This handbook from the Asia Society may be a familiar resource to many parents of Mandarin learners. But considering it’s the start of a new school year with a fresh batch of students and parents, I wanted to draw attention to it again.
It’s a must-read primer on the best models for Mandarin immersion. It helped me understand what’s expected of our children – and, in turn, what to expect from our schools. Four years into Mandarin immersion with my oldest son, I’m still on a steep learning curve. But this handbook is a nice place to start.
Here’s a teaser:
“Over the last four decades, immersion programs in many languages have seen slow but steady growth in U.S. schools. Most immersion programs offered European languages, with a small number in other languages. Much of what is known about immersion’s effectiveness has been gleaned from these programs. Their experiences provide useful guidance about options for program models, teaching strategies, literacy development, and time allocation for both the immersion language and English. While we know a great deal about what works in immersion and why, we are still discovering the aspects of this kind of education that can be appropriately applied to Chinese instruction.

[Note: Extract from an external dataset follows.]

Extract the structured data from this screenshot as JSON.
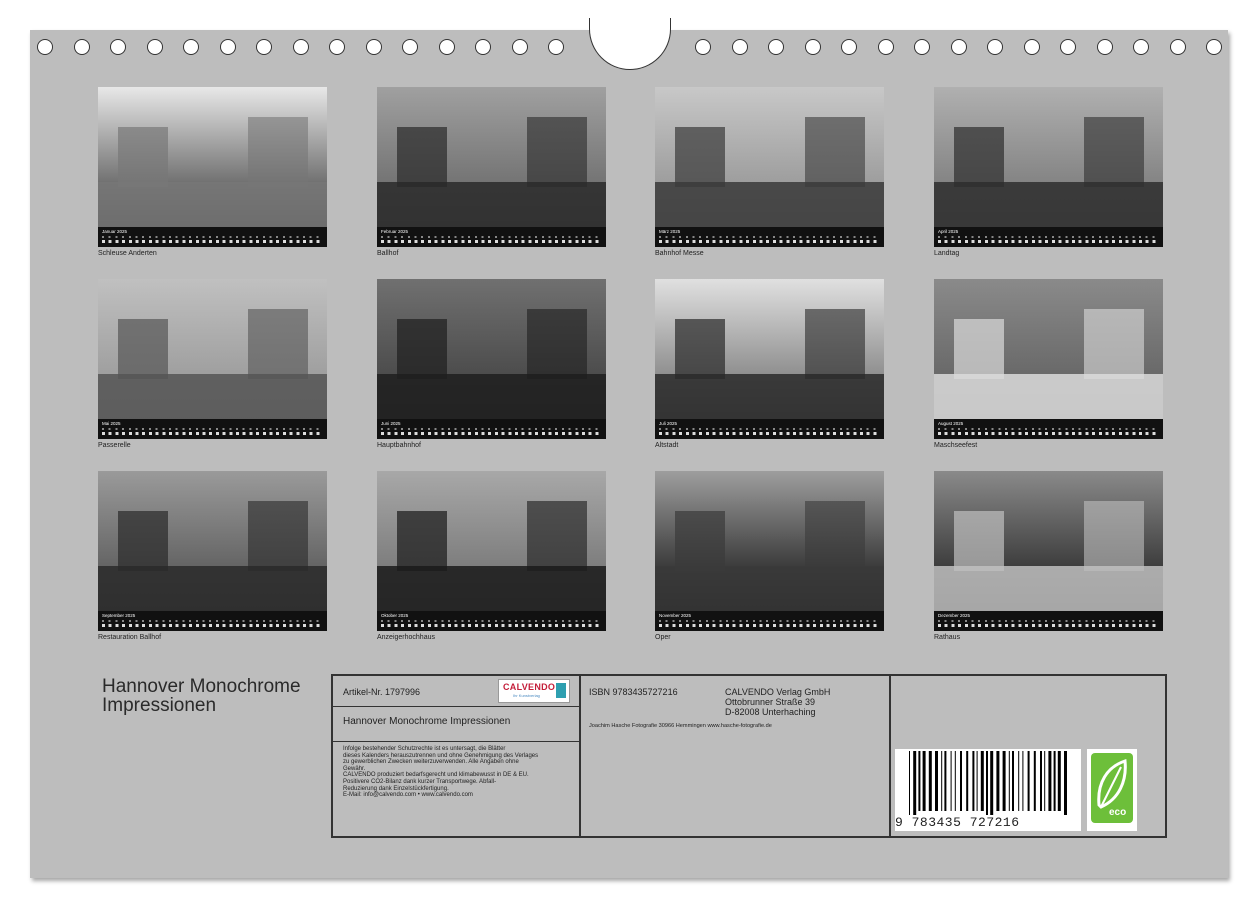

Prior to 2000, in the U.S. there were fewer than ten public or private elementary school immersion programs in either Standard Chinese or Cantonese. They led the way for the approximately seventy new programs now operating, most of which are still in their infancy. The pioneer programs have addressed the same issues that now face their newer counterparts, exploring solutions to common questions such as the following:
- Which type of program model is most suited to Chinese immersion: Most or all of the school day taught in Mandarin, a fifty-fifty division between Chinese and English, or some other distribution of time?

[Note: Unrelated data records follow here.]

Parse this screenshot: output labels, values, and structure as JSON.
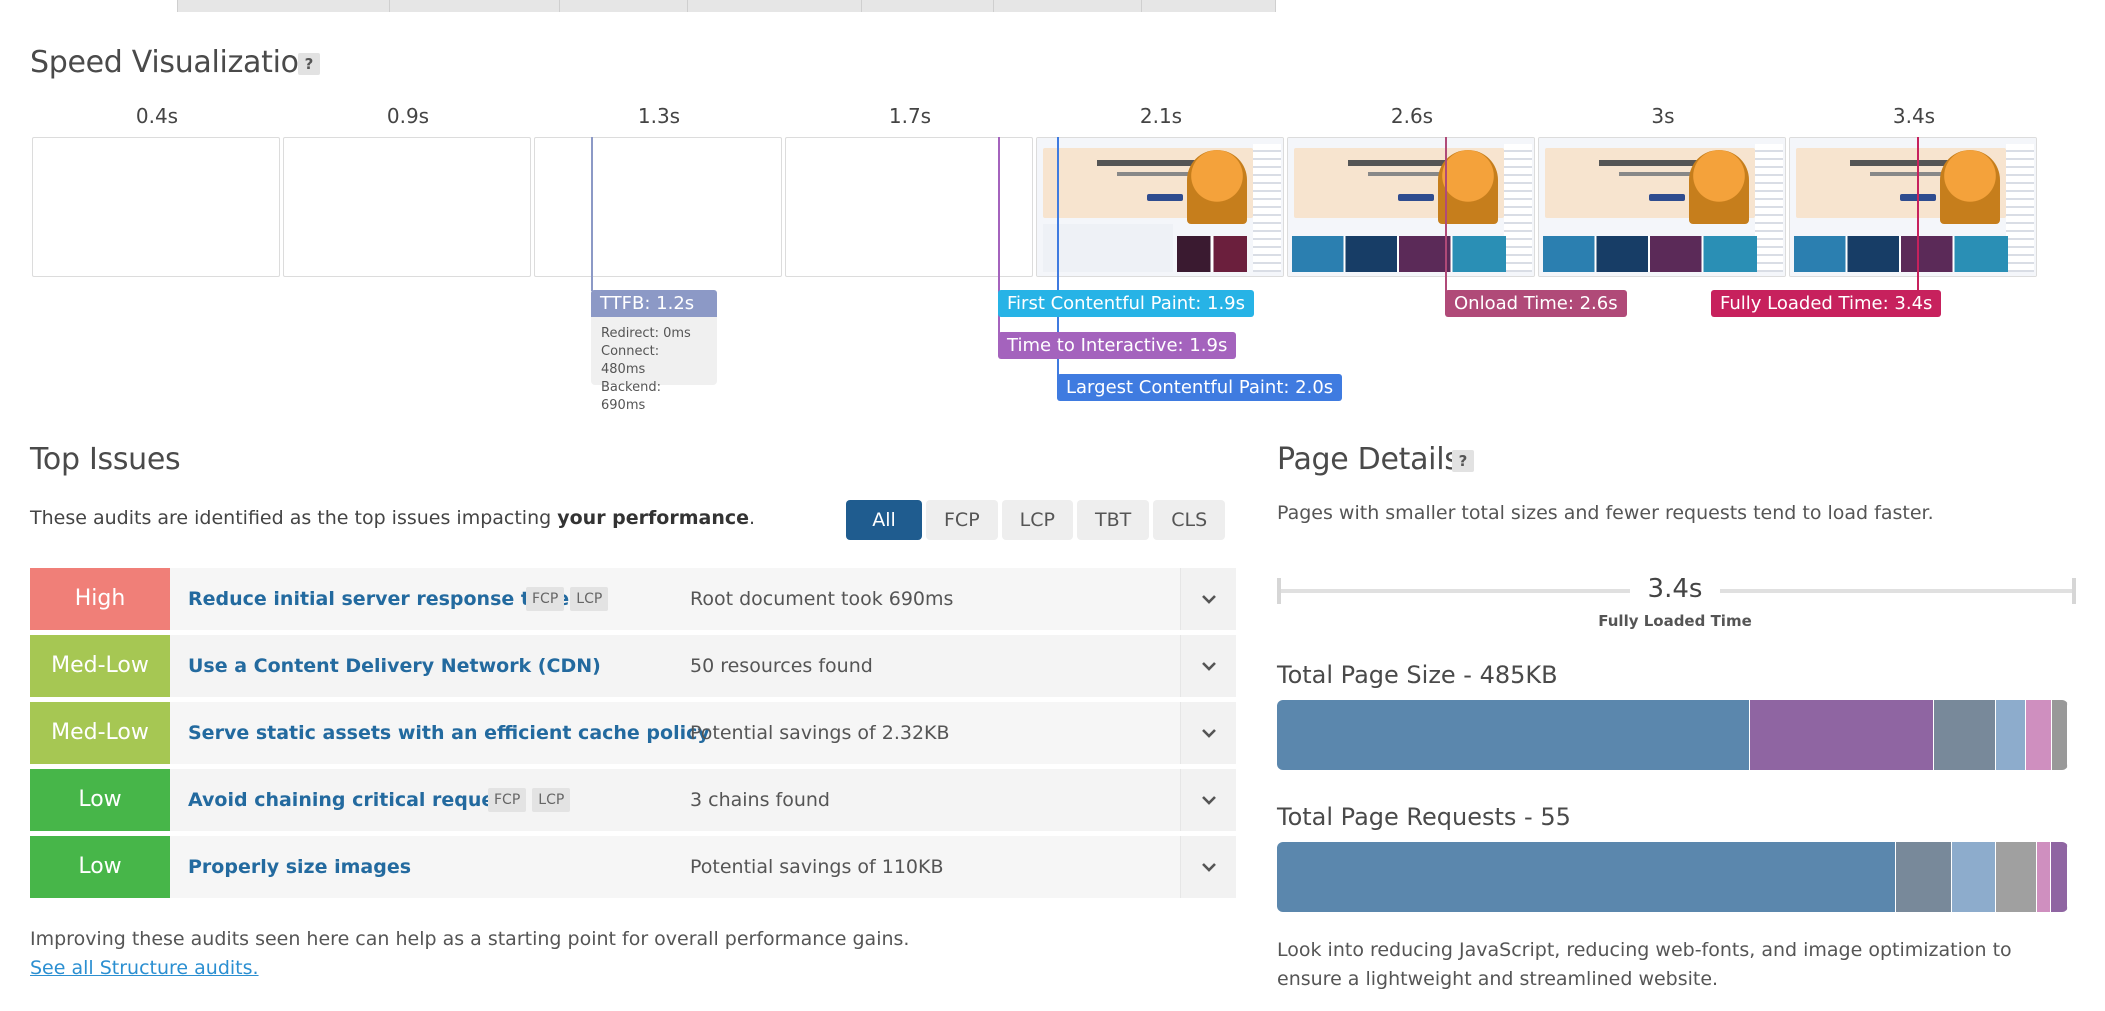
{
  "speed_visualization": {
    "title": "Speed Visualization",
    "help": "?",
    "times": [
      "0.4s",
      "0.9s",
      "1.3s",
      "1.7s",
      "2.1s",
      "2.6s",
      "3s",
      "3.4s"
    ],
    "markers": {
      "ttfb": {
        "label": "TTFB: 1.2s",
        "color": "#8c99c6"
      },
      "ttfb_details": [
        "Redirect: 0ms",
        "Connect: 480ms",
        "Backend: 690ms"
      ],
      "fcp": {
        "label": "First Contentful Paint: 1.9s",
        "color": "#27b3e6"
      },
      "tti": {
        "label": "Time to Interactive: 1.9s",
        "color": "#a463bd"
      },
      "lcp": {
        "label": "Largest Contentful Paint: 2.0s",
        "color": "#3f7be0"
      },
      "onload": {
        "label": "Onload Time: 2.6s",
        "color": "#b04a78"
      },
      "fully_loaded": {
        "label": "Fully Loaded Time: 3.4s",
        "color": "#c7215d"
      }
    }
  },
  "top_issues": {
    "title": "Top Issues",
    "desc_prefix": "These audits are identified as the top issues impacting ",
    "desc_bold": "your performance",
    "desc_suffix": ".",
    "filters": [
      "All",
      "FCP",
      "LCP",
      "TBT",
      "CLS"
    ],
    "active_filter": "All",
    "rows": [
      {
        "priority": "High",
        "color": "#f07f78",
        "title": "Reduce initial server response time",
        "chips": [
          "FCP",
          "LCP"
        ],
        "detail": "Root document took 690ms"
      },
      {
        "priority": "Med-Low",
        "color": "#a6c753",
        "title": "Use a Content Delivery Network (CDN)",
        "chips": [],
        "detail": "50 resources found"
      },
      {
        "priority": "Med-Low",
        "color": "#a6c753",
        "title": "Serve static assets with an efficient cache policy",
        "chips": [],
        "detail": "Potential savings of 2.32KB"
      },
      {
        "priority": "Low",
        "color": "#47b649",
        "title": "Avoid chaining critical requests",
        "chips": [
          "FCP",
          "LCP"
        ],
        "detail": "3 chains found"
      },
      {
        "priority": "Low",
        "color": "#47b649",
        "title": "Properly size images",
        "chips": [],
        "detail": "Potential savings of 110KB"
      }
    ],
    "footer": "Improving these audits seen here can help as a starting point for overall performance gains.",
    "link": "See all Structure audits."
  },
  "page_details": {
    "title": "Page Details",
    "help": "?",
    "desc": "Pages with smaller total sizes and fewer requests tend to load faster.",
    "fully_loaded_value": "3.4s",
    "fully_loaded_label": "Fully Loaded Time",
    "size_title": "Total Page Size - 485KB",
    "size_segments": [
      {
        "share": 0.598,
        "color": "#5b87ad"
      },
      {
        "share": 0.233,
        "color": "#8f65a2"
      },
      {
        "share": 0.078,
        "color": "#78899a"
      },
      {
        "share": 0.038,
        "color": "#8daccc"
      },
      {
        "share": 0.033,
        "color": "#cf8fbf"
      },
      {
        "share": 0.02,
        "color": "#999999"
      }
    ],
    "requests_title": "Total Page Requests - 55",
    "request_segments": [
      {
        "share": 0.782,
        "color": "#5b87ad"
      },
      {
        "share": 0.072,
        "color": "#78899a"
      },
      {
        "share": 0.055,
        "color": "#8daccc"
      },
      {
        "share": 0.052,
        "color": "#a0a0a0"
      },
      {
        "share": 0.017,
        "color": "#cf8fbf"
      },
      {
        "share": 0.022,
        "color": "#8f65a2"
      }
    ],
    "footer": "Look into reducing JavaScript, reducing web-fonts, and image optimization to ensure a lightweight and streamlined website."
  }
}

- What are the qualifications for teaching in Chinese immersion? Where can we find highly qualified teachers? What does high-quality Chinese immersion instruction look like?

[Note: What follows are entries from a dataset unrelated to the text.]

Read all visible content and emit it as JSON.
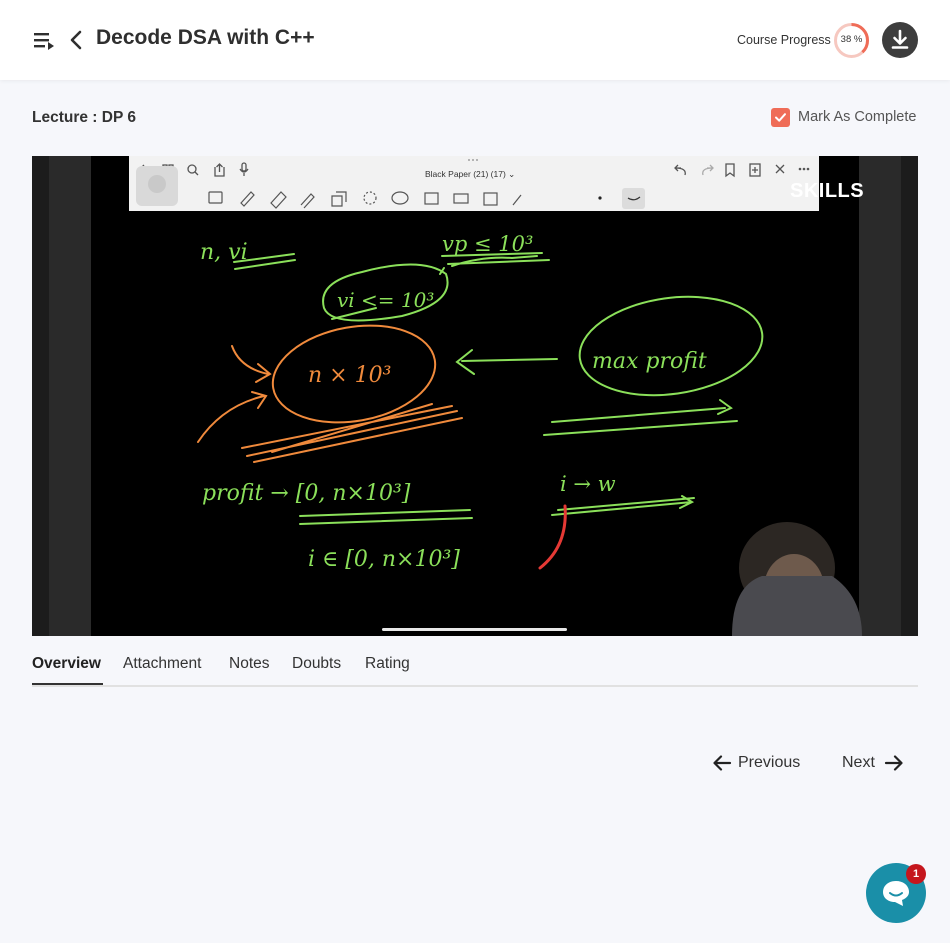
{
  "header": {
    "course_title": "Decode DSA with C++",
    "progress_label": "Course Progress",
    "progress_text": "38 %",
    "progress_value": 38,
    "menu_icon": "playlist-menu-icon",
    "back_icon": "chevron-left-icon",
    "download_icon": "download-icon"
  },
  "lecture": {
    "title": "Lecture : DP 6",
    "mark_complete_label": "Mark As Complete",
    "mark_complete_checked": true
  },
  "video": {
    "toolbar_title": "Black Paper  (21) (17) ⌄",
    "brand": "SKILLS",
    "whiteboard_text": {
      "n_vi": "n, vi",
      "vp_constraint": "vp ≤ 10³",
      "vi_constraint": "vi <= 10³",
      "n_times": "n × 10³",
      "max_profit": "max profit",
      "profit_range": "profit → [0, n×10³]",
      "i_to_w": "i → w",
      "i_range": "i ∈ [0, n×10³]"
    }
  },
  "tabs": [
    {
      "label": "Overview",
      "active": true
    },
    {
      "label": "Attachment",
      "active": false
    },
    {
      "label": "Notes",
      "active": false
    },
    {
      "label": "Doubts",
      "active": false
    },
    {
      "label": "Rating",
      "active": false
    }
  ],
  "navigation": {
    "previous_label": "Previous",
    "next_label": "Next"
  },
  "chat": {
    "badge_count": "1",
    "icon": "chat-bubble-icon"
  },
  "colors": {
    "accent": "#ef6c57",
    "chat": "#1a8fa8",
    "badge": "#c5161d",
    "chalk_green": "#8be05a",
    "chalk_orange": "#f08a3c",
    "chalk_red": "#e53935"
  }
}
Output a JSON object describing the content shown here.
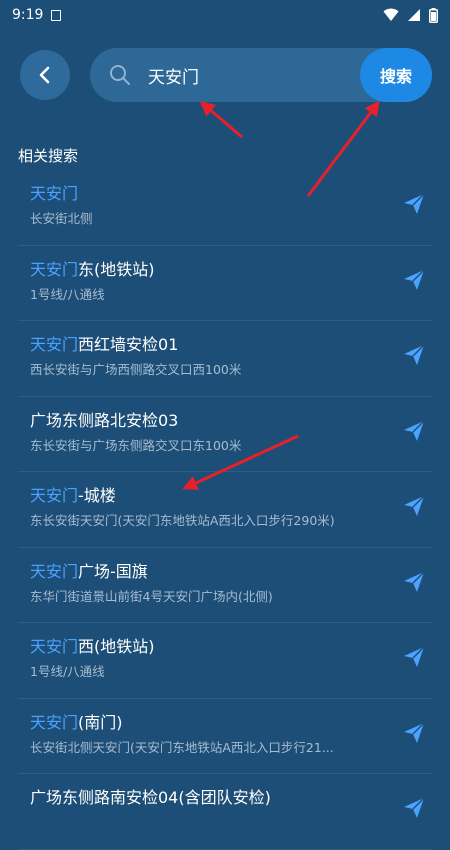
{
  "status_bar": {
    "time": "9:19"
  },
  "search": {
    "query": "天安门",
    "button_label": "搜索"
  },
  "section_title": "相关搜索",
  "results": [
    {
      "highlight": "天安门",
      "rest": "",
      "subtitle": "长安街北侧"
    },
    {
      "highlight": "天安门",
      "rest": "东(地铁站)",
      "subtitle": "1号线/八通线"
    },
    {
      "highlight": "天安门",
      "rest": "西红墙安检01",
      "subtitle": "西长安街与广场西侧路交叉口西100米"
    },
    {
      "highlight": "",
      "rest": "广场东侧路北安检03",
      "subtitle": "东长安街与广场东侧路交叉口东100米"
    },
    {
      "highlight": "天安门",
      "rest": "-城楼",
      "subtitle": "东长安街天安门(天安门东地铁站A西北入口步行290米)"
    },
    {
      "highlight": "天安门",
      "rest": "广场-国旗",
      "subtitle": "东华门街道景山前街4号天安门广场内(北侧)"
    },
    {
      "highlight": "天安门",
      "rest": "西(地铁站)",
      "subtitle": "1号线/八通线"
    },
    {
      "highlight": "天安门",
      "rest": "(南门)",
      "subtitle": "长安街北侧天安门(天安门东地铁站A西北入口步行21..."
    },
    {
      "highlight": "",
      "rest": "广场东侧路南安检04(含团队安检)",
      "subtitle": ""
    }
  ],
  "icons": {
    "back": "chevron-left-icon",
    "search": "search-icon",
    "navigate": "paper-plane-icon"
  },
  "colors": {
    "background": "#1d4e77",
    "search_box": "#2d6896",
    "search_button": "#1e88e5",
    "highlight": "#4aa3ff",
    "annotation_arrow": "#e8202a"
  }
}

- What curricula and instructional materials are already available for Chinese immersion?
- How might we approach literacy development in Chinese?
The teachers and administrators from the long-standing Chinese immersion programs generously shared their expertise and resources with one another as well as with the newly emerging programs around the country. They answer numerous inquiries made by email or phone, they cheerfully host visitors, and they network with one another and collaborate on important projects.”